Study limitations cited by the authors included the single-center design; only evaluating the participants’ Combined scores at baseline; defining malnutrition based on serum albumin alone; the observational nature of the study that prevented the researchers from determining whether interventions to address functional mobility, muscle weakness, and low serum albumin would be effective in improving the prognosis of patients undergoing hemodialysis; and the inability to define the underlying mechanisms affecting the higher mortality risk in patients with reduced functional mobility, muscle weakness, and low serum albumin compared with the other populations.
In conclusion, the researchers said, “Reduced functional mobility, muscle weakness, and low serum albumin are associated with poor prognosis in hemodialysis patients. Furthermore, the combined use of reduced functional mobility, muscle power, and serum albumin increases prognostic discrimination capability compared with each component alone in patients on hemodialysis.”

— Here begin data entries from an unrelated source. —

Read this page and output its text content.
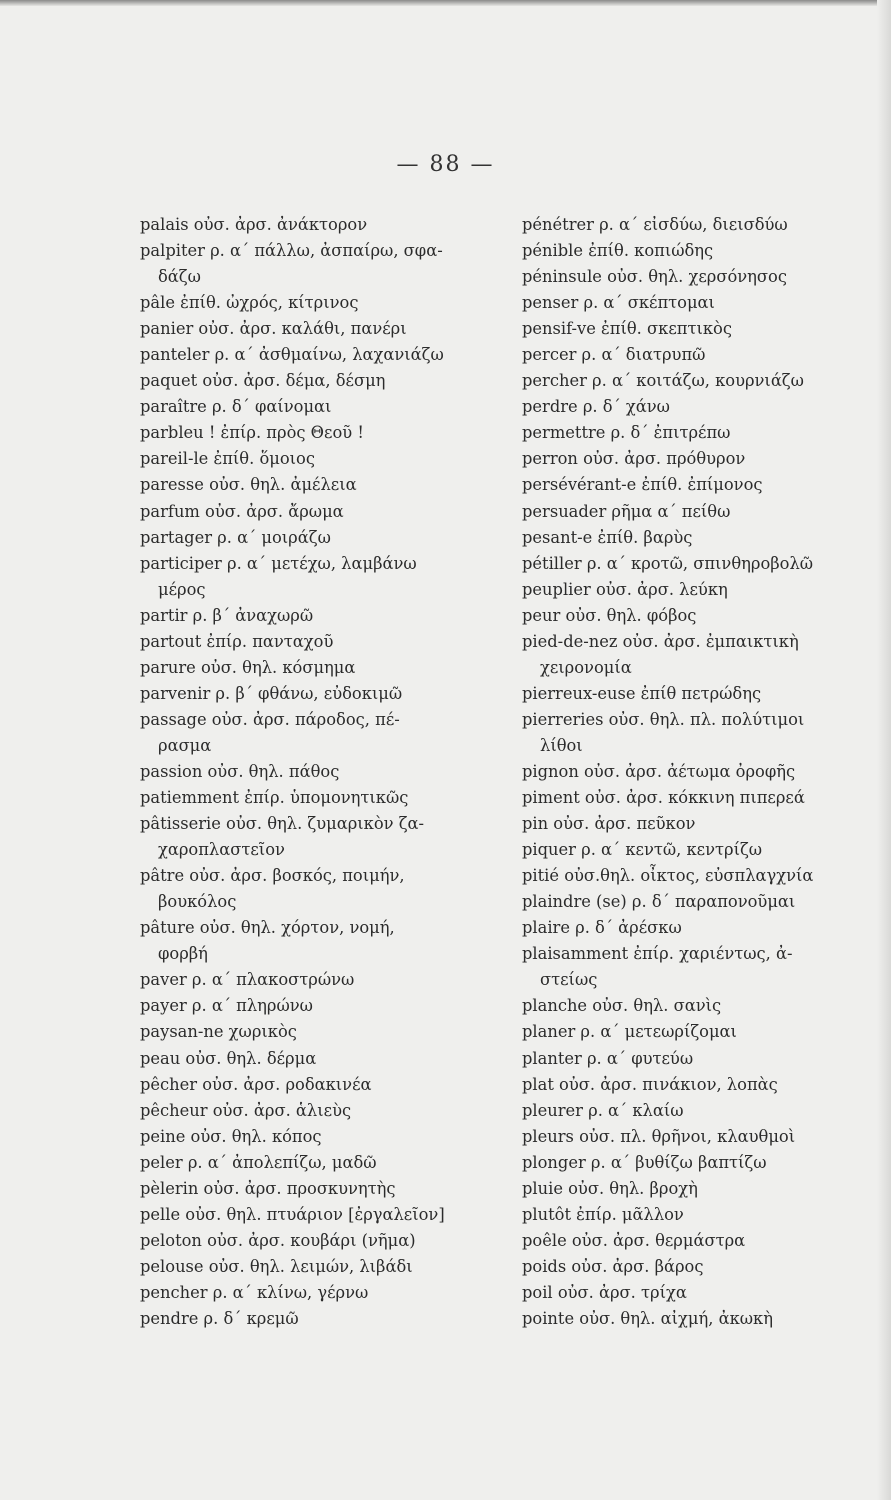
— 88 —
palais οὐσ. ἀρσ. ἀνάκτορον
palpiter ρ. α΄ πάλλω, ἀσπαίρω, σφα-
δάζω
pâle ἐπίθ. ὠχρός, κίτρινος
panier οὐσ. ἀρσ. καλάθι, πανέρι
panteler ρ. α΄ ἀσθμαίνω, λαχανιάζω
paquet οὐσ. ἀρσ. δέμα, δέσμη
paraître ρ. δ΄ φαίνομαι
parbleu ! ἐπίρ. πρὸς Θεοῦ !
pareil-le ἐπίθ. ὅμοιος
paresse οὐσ. θηλ. ἀμέλεια
parfum οὐσ. ἀρσ. ἄρωμα
partager ρ. α΄ μοιράζω
participer ρ. α΄ μετέχω, λαμβάνω
μέρος
partir ρ. β΄ ἀναχωρῶ
partout ἐπίρ. πανταχοῦ
parure οὐσ. θηλ. κόσμημα
parvenir ρ. β΄ φθάνω, εὐδοκιμῶ
passage οὐσ. ἀρσ. πάροδος, πέ-
ρασμα
passion οὐσ. θηλ. πάθος
patiemment ἐπίρ. ὑπομονητικῶς
pâtisserie οὐσ. θηλ. ζυμαρικὸν ζα-
χαροπλαστεῖον
pâtre οὐσ. ἀρσ. βοσκός, ποιμήν,
βουκόλος
pâture οὐσ. θηλ. χόρτον, νομή,
φορβή
paver ρ. α΄ πλακοστρώνω
payer ρ. α΄ πληρώνω
paysan-ne χωρικὸς
peau οὐσ. θηλ. δέρμα
pêcher οὐσ. ἀρσ. ροδακινέα
pêcheur οὐσ. ἀρσ. ἁλιεὺς
peine οὐσ. θηλ. κόπος
peler ρ. α΄ ἀπολεπίζω, μαδῶ
pèlerin οὐσ. ἀρσ. προσκυνητὴς
pelle οὐσ. θηλ. πτυάριον [ἐργαλεῖον]
peloton οὐσ. ἀρσ. κουβάρι (νῆμα)
pelouse οὐσ. θηλ. λειμών, λιβάδι
pencher ρ. α΄ κλίνω, γέρνω
pendre ρ. δ΄ κρεμῶ
pénétrer ρ. α΄ εἰσδύω, διεισδύω
pénible ἐπίθ. κοπιώδης
péninsule οὐσ. θηλ. χερσόνησος
penser ρ. α΄ σκέπτομαι
pensif-ve ἐπίθ. σκεπτικὸς
percer ρ. α΄ διατρυπῶ
percher ρ. α΄ κοιτάζω, κουρνιάζω
perdre ρ. δ΄ χάνω
permettre ρ. δ΄ ἐπιτρέπω
perron οὐσ. ἀρσ. πρόθυρον
persévérant-e ἐπίθ. ἐπίμονος
persuader ρῆμα α΄ πείθω
pesant-e ἐπίθ. βαρὺς
pétiller ρ. α΄ κροτῶ, σπινθηροβολῶ
peuplier οὐσ. ἀρσ. λεύκη
peur οὐσ. θηλ. φόβος
pied-de-nez οὐσ. ἀρσ. ἐμπαικτικὴ
χειρονομία
pierreux-euse ἐπίθ πετρώδης
pierreries οὐσ. θηλ. πλ. πολύτιμοι
λίθοι
pignon οὐσ. ἀρσ. ἀέτωμα ὀροφῆς
piment οὐσ. ἀρσ. κόκκινη πιπερεά
pin οὐσ. ἀρσ. πεῦκον
piquer ρ. α΄ κεντῶ, κεντρίζω
pitié οὐσ.θηλ. οἶκτος, εὐσπλαγχνία
plaindre (se) ρ. δ΄ παραπονοῦμαι
plaire ρ. δ΄ ἀρέσκω
plaisamment ἐπίρ. χαριέντως, ἀ-
στείως
planche οὐσ. θηλ. σανὶς
planer ρ. α΄ μετεωρίζομαι
planter ρ. α΄ φυτεύω
plat οὐσ. ἀρσ. πινάκιον, λοπὰς
pleurer ρ. α΄ κλαίω
pleurs οὐσ. πλ. θρῆνοι, κλαυθμοὶ
plonger ρ. α΄ βυθίζω βαπτίζω
pluie οὐσ. θηλ. βροχὴ
plutôt ἐπίρ. μᾶλλον
poêle οὐσ. ἀρσ. θερμάστρα
poids οὐσ. ἀρσ. βάρος
poil οὐσ. ἀρσ. τρίχα
pointe οὐσ. θηλ. αἰχμή, ἀκωκὴ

- Researchers in Japan conducted a retrospective study to examine the associations of reduced functional mobility, muscle weakness, and low serum albumin, in combination and alone, with all-cause mortality in patients undergoing hemodialysis therapy.
- Patients with a high Combined score had a lower cumulative survival rate than those with a low Combined score (hazard ratio,. 3.30; 95% confidence interval, 1.59-6.87; P=.001).
- Adding the Combined score to patient characteristics improved discrimination of patients at high risk of mortality.